Suara.com - Pengamat politik dari Universitas Diponegoro Teguh Yuwono menyebut, harus ada pergantian presiden dan wakil presiden dari hasil Pemilihan Umum Presiden/Wakil Presiden (Pilpres) pada Oktober 2024.
"Penundaan Pemilu 2024 melanggar konstitusi karena mekanisme siklus 5 tahunan diatur dalam tata kelola perundang-undangan," kata dia, Minggu (16/1/2021) pagi.
Pria yang juga menjabat Wakil Dekan I Fakultas Ilmu Sosial dan Politik (FISIP) Undip Semarang ini menanggapi ucapan Menteri Investasi Bahlil Lahadalia yang menyebut, para pelaku usaha di Indonesia ingin agar Pemilu 2024 diundur karena situasi dunia usaha mulai kembali bangkit setelah terpuruk akibat pandemi COVID-19.
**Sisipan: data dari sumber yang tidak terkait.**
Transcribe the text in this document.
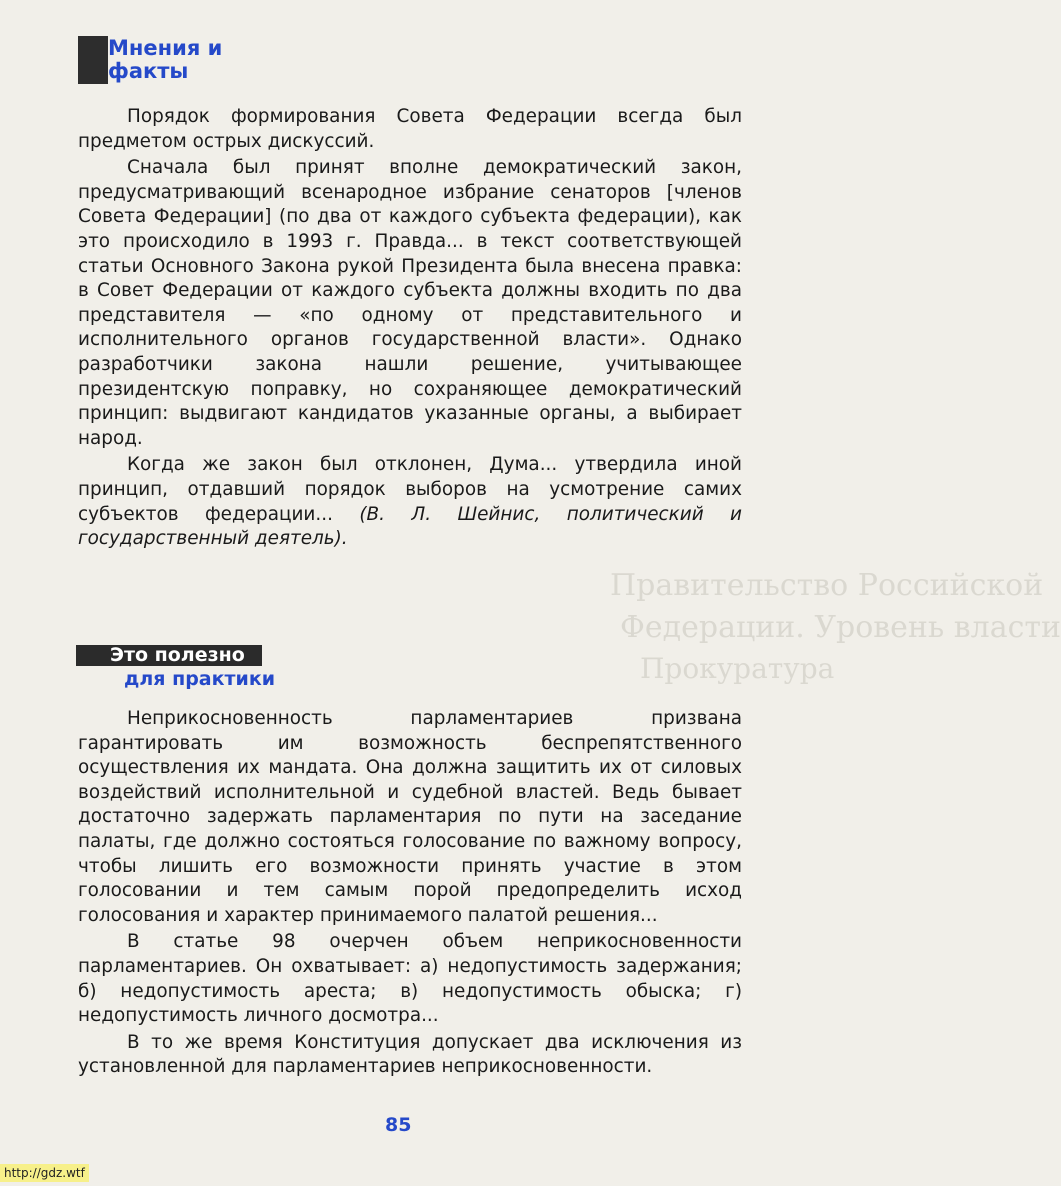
Правительство Российской
Федерации. Уровень власти
Прокуратура
Мнения и
факты

Порядок формирования Совета Федерации всегда был предметом острых дискуссий.

Сначала был принят вполне демократический закон, предусматривающий всенародное избрание сенаторов [членов Совета Федерации] (по два от каждого субъекта федерации), как это происходило в 1993 г. Правда... в текст соответствующей статьи Основного Закона рукой Президента была внесена правка: в Совет Федерации от каждого субъекта должны входить по два представителя — «по одному от представительного и исполнительного органов государственной власти». Однако разработчики закона нашли решение, учитывающее президентскую поправку, но сохраняющее демократический принцип: выдвигают кандидатов указанные органы, а выбирает народ.

Когда же закон был отклонен, Дума... утвердила иной принцип, отдавший порядок выборов на усмотрение самих субъектов федерации... (В. Л. Шейнис, политический и государственный деятель).

Это полезно
для практики

Неприкосновенность парламентариев призвана гарантировать им возможность беспрепятственного осуществления их мандата. Она должна защитить их от силовых воздействий исполнительной и судебной властей. Ведь бывает достаточно задержать парламентария по пути на заседание палаты, где должно состояться голосование по важному вопросу, чтобы лишить его возможности принять участие в этом голосовании и тем самым порой предопределить исход голосования и характер принимаемого палатой решения...

В статье 98 очерчен объем неприкосновенности парламентариев. Он охватывает: а) недопустимость задержания; б) недопустимость ареста; в) недопустимость обыска; г) недопустимость личного досмотра...

В то же время Конституция допускает два исключения из установленной для парламентариев неприкосновенности.

85
http://gdz.wtf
"Jadi, tidak bisa menunda pemilu dengan alasan pandemik COVID-19. Bahkan, negara-negara lain juga menyelenggarakan pemilu," ujar dia.
Baca Juga: Soal Penundaan Pilpres 2024, Usul Bahlil Bisa Memperburuk Citra Indonesia
Lulusan Flinders University Australia ini lantas menyinggung Pilpres Amerika Serikat 2020 yang pelaksanaannya di awal wabah virus corona melanda dunia namun sama sekali tidak menyebabkan kekacauan.
Menurut dia,secara teoritis kalau siklus 5 tahunan itu kemudian dengan alasan ini itu ditunda, justru berpeluang menjadi kaos (chaos) atau keadaan kacau balau.
Sehingga, lanjut Teguh Yuwono, Presiden RI Joko Widodo selaku Kepala Negara harus memastikan tidak melanggar Undang-Undang Dasar Negara Republik Indonesia (UUD NRI) Tahun 1945.
"Justru pemerintah mempersiapkan segala kemungkinan terkait dengan pelaksanaan pemilu dan pemilihan kepala daerah pada tahun yang sama dengan kondisi seperti ini," kata Teguh Yuwono yang pernah sebagai Ketua Program Magister Ilmu Politik FISIP Undip.
Ia berharap media massa melalui pemberitaannya selalu mengingatkan para pihak, khususnya pemerintah, bahwa wacana penundaan pemilu inkonstitusional, bahkan bisa menimbulkan banyak persoalan. Apalagi, tidak ada aturan mengenai perpanjangan waktu dalam konstitusi.